Кто погасил свет? (Зайончковский) - страница 94

И тогда вдруг поверх кустов раздался женский голос:

– Матвей, Матвей!.. Мотя!..

Сема поднял голову. Голос этот обращался к нему, а прозвучавшие оба имени были суть одним – его собственным и настоящим. Он отозвался жалобным мяуканьем и, с трудом поднявшись, заковылял на голос.

– Батюшки! – воскликнула женщина. – А я смотрю: мой или не мой… Где же ты так уделался, чудовище полосатое?

Она подхватила безвольно обвисшего Сему-Мотю под мышки и, стараясь держать его на отлете, понесла в подъезд.

Дома ему пришлось пережить унизительную – и только кошки знают, до чего противную, – процедуру мытья под душем.
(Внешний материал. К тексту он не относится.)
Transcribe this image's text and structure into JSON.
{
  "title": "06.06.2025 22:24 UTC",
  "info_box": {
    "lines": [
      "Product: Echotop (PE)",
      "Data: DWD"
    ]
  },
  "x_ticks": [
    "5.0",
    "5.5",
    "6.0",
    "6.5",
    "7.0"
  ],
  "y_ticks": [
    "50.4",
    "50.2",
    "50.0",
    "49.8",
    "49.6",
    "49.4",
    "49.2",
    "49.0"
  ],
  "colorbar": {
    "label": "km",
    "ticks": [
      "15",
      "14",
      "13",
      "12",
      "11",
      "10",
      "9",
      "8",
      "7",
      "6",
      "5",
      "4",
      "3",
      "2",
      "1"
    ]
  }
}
К тому же проглоченный цемент все сильнее пучил ему живот. Уцепившись когтями за край ванны, Сема не пытался выпрыгнуть, но непрерывно завывал с мукой в голосе и выпускал зловонные ветры. Намокнув, тело его похудело вдвое и превратилось в голый дрожащий комок мышц и нервов. Добрая сожительница его, закончив истязание, вытерла Матвея полотенцем и поставила на пол.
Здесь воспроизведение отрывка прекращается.